Three areas of particular focus:

Specific mission objectives
We have many partnerships at Amazing Grace to care for hurting people in our community and spread the love of God. I want to narrow our focus to several projects here and one in Africa that capture our congregations imagination and passion.

Lively and engaging worship
Our Sunday worship needs to empower people for love and service as well as connect them to the forgiveness of God. Our service concludes with these words: “Go in peace to love and serve the Lord.” If the love of God in Christ can transform lives in rebirth and renewal we need to be more intentional about being the midwives on Sunday to make that happen. Tyler our youth director and Chris, our Music Coordinator are working on a new worship format for Wednesday evenings this summer that will involve our youth.

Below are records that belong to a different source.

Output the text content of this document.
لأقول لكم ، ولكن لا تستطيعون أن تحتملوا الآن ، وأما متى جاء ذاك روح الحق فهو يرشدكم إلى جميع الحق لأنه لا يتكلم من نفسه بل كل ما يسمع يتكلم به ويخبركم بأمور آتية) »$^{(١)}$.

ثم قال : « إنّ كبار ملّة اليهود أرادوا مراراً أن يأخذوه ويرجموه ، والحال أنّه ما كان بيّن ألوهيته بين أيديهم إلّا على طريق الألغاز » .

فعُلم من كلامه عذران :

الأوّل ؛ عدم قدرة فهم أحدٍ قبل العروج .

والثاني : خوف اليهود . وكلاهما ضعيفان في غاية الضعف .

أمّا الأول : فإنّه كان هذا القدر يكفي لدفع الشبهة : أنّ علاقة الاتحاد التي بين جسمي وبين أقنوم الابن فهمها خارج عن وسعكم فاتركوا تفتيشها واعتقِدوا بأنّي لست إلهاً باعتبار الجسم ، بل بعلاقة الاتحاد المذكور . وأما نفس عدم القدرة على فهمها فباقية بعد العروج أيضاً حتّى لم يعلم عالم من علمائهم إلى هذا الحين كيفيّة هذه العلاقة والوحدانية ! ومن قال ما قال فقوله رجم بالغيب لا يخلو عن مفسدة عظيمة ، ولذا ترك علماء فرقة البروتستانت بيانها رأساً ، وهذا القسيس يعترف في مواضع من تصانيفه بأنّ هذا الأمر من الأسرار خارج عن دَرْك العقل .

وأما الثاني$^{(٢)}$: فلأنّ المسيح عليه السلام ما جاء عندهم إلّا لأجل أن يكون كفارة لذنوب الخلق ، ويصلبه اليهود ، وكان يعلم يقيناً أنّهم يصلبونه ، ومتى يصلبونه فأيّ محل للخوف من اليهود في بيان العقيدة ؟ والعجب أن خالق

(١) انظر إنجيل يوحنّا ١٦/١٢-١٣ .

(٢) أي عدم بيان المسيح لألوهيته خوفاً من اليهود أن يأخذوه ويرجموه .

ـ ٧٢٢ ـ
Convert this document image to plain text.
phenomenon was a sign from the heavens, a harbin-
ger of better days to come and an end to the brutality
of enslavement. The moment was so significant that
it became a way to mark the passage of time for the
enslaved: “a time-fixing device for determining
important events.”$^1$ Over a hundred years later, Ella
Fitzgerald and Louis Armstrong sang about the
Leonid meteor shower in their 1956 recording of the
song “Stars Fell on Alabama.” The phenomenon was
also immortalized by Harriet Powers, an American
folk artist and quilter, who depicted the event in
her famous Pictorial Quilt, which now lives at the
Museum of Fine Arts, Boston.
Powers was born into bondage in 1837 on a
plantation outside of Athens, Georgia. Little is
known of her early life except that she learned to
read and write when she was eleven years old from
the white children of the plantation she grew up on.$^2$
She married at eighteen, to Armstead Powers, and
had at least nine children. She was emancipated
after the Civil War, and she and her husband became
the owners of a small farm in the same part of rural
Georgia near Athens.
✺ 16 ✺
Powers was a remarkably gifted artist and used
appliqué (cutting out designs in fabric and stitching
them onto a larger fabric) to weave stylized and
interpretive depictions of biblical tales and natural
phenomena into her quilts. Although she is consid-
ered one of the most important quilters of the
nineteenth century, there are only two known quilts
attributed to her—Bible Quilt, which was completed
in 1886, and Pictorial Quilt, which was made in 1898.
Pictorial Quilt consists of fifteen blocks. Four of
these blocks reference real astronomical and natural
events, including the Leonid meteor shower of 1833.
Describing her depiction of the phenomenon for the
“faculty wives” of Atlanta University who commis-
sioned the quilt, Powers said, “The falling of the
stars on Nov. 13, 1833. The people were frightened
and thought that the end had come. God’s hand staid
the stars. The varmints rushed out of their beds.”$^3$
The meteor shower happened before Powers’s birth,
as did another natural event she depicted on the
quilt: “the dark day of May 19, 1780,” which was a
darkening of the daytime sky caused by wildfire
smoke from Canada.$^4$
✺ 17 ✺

Lifelong learning opportunities
My wife and I were trained as parochial school teachers. I enjoy teaching new members classes but hope to do more this fall. Too many Christians try to get through life with an 8th grade religious education. The simple concrete answers they received don’t survive complex and ambiguous questions of modernity. Lutherans maintain Seminaries and Universities throughout the country but this learning needs to get into the local congregations. We like many other congregations in the ELCA are beginning a program entitled “Book of Faith” this fall. These new materials will help our people look at some of the big questions like “Where did the Bible come from” or “How is the Bible the Word of God”.

Thompson – Thank you Pastor Dasler for sharing these insights about what makes your church what I consider to be, a gem on the hillside.